Таманское богатство. окончание 2 части

*  *  *

Здравствуй, Валя!
А у нас Первомай! Отшумел, отшагал, уступая дорогу второму
празднику мира. Я снова прошёл по Красной площади и тут же,
пешком – иначе нельзя – отправился в гости к человеку, который
сумел в этот день родиться. На ходу теряю майские регалии:
«дерево» с «цветами» сдаю старшему, шар, как ему положено, улетает.
Красный бант со значком отбирают дети.

Дети скоро кончат учиться.
Надежды юношей питают.
Не стареют душой ветераны.

Анна Константиновна вновь во главе дружины.
- Артиллерия!.. Артель!.. Архиме … Архи-трудное дело командовать
археологами, которые хотят докопаться, докупаться, допиться – я
хотел сказать, добиться получения аванса, т.е. продвижения вперёд
во всех отношениях.
Что же достанется на откуп (на откоп) красноярцам в этом сезоне?
Сколько месяцев вы будете в Гермонассе, июль, август?
Меня как-то принимают запросто, и как всегда ожидается
40-50 чел.; ?

Москва – столица. Кто запомнил сто лиц этого города, тому везде
попадаются знакомые лица. В апреле был на одном из слётов КСП,
на кустовом. Этих кустов здесь примерно 25. Каждый имеет название,
герб, часто – гимн и священное право собираться в кругу своих друзей.

(*) КСП – клубы самодеятельной песни

Но когда объявляется лесной слёт, друзей у куста сразу становится
страшно много. Чтобы отделить своих от чужих, сборы проходят
в обстановке глубокой секретности. Но я вижу на вокзале знакомое
лицо и … попадаю на слёт. Он открывается к вечеру приветствиями.
Потом концерт авторов и пение у костров до утра. Утром, для тех,
кто не спит, смеходром. Тут годится всё, даже нешуточный (в тёмную)
аукцион, на котором публика смеётся за свой счёт.

В мае в нашем институте конференция молодых учёных. По нашей
секции сегодня «отстрелялись», и мне предстоит сделать взнос
в компанию в виде торта, за взятое второе место. Честное слово,
эмблема химиков реторта требует дополнения в виде торта!

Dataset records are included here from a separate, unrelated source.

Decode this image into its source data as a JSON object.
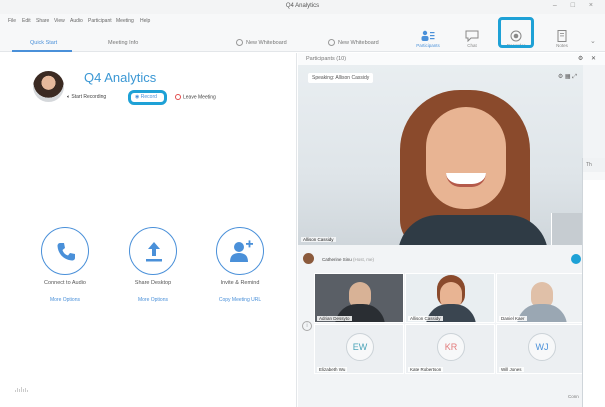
{
  "window": {
    "title": "Q4 Analytics",
    "controls": "– □ ×"
  },
  "menu": {
    "items": [
      "File",
      "Edit",
      "Share",
      "View",
      "Audio",
      "Participant",
      "Meeting",
      "Help"
    ]
  },
  "toolbar": {
    "tabs": [
      "Quick Start",
      "Meeting Info"
    ],
    "buttons": [
      "New Whiteboard",
      "New Whiteboard"
    ],
    "nav": {
      "participants": "Participants",
      "chat": "Chat",
      "recorder": "Recorder",
      "notes": "Notes"
    }
  },
  "meeting": {
    "title": "Q4 Analytics",
    "start_recording": "Start Recording",
    "record": "Record",
    "leave": "Leave Meeting"
  },
  "actions": [
    {
      "label": "Connect to Audio",
      "link": "More Options",
      "icon": "phone-icon"
    },
    {
      "label": "Share Desktop",
      "link": "More Options",
      "icon": "upload-icon"
    },
    {
      "label": "Invite & Remind",
      "link": "Copy Meeting URL",
      "icon": "add-user-icon"
    }
  ],
  "branding": {
    "logo": "cisco"
  },
  "participants_panel": {
    "header": "Participants (10)",
    "icons": "⚙ ✕",
    "speaking": "Speaking: Allison Cassidy",
    "video_name": "Allison Cassidy",
    "presenter_name": "Catherine Sinu",
    "presenter_role": "(Host, me)",
    "tiles": [
      {
        "name": "Adrian Dessyto",
        "type": "photo"
      },
      {
        "name": "Allison Cassidy",
        "type": "photo"
      },
      {
        "name": "Daniel Kaer",
        "type": "photo"
      },
      {
        "name": "Elizabeth Wu",
        "type": "initials",
        "initials": "EW"
      },
      {
        "name": "Kate Robertson",
        "type": "initials",
        "initials": "KR"
      },
      {
        "name": "Will Jones",
        "type": "initials",
        "initials": "WJ"
      }
    ]
  },
  "side_window": {
    "title": "Th",
    "bottom": "Conn"
  },
  "colors": {
    "accent": "#4a90d9",
    "highlight": "#1ea1d6",
    "leave": "#e24b4b"
  }
}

Нашел в Москве кружок начинающих поэтов. Отличное место, где
можно встретиться с поэтами настоящими и услышать:
а) о чём они думают, б) что они думают о стихах начинающих.
Одного такого при мне «зарубили», никто, кажется, не забоялся.
Обсуждают все, и никаких «каждый выбирает по себе» и много
«почему и как?»

Странное письмо о четырёх страничках.
Автор наслушался Льюиса Кэррола и нанюхался цветов.
До свидания. В Гермонассе?
Миша   

(*) Л.Кэррол – хитроумный англичанин, славный своею Алисой в стране чудес.



*  *  *

Здравствуй, Миша!
Думала, что своё июньское письмо напишу из пионерского лагеря,
поведаю о своих сорванцах. И увы! Пишу о своём горе.
У меня не стало мамы.
…Дом осиротел. Отец постарел лет на десять. Всё теперь не так,
да и уже никогда не будет по-старому. Такие вот дела.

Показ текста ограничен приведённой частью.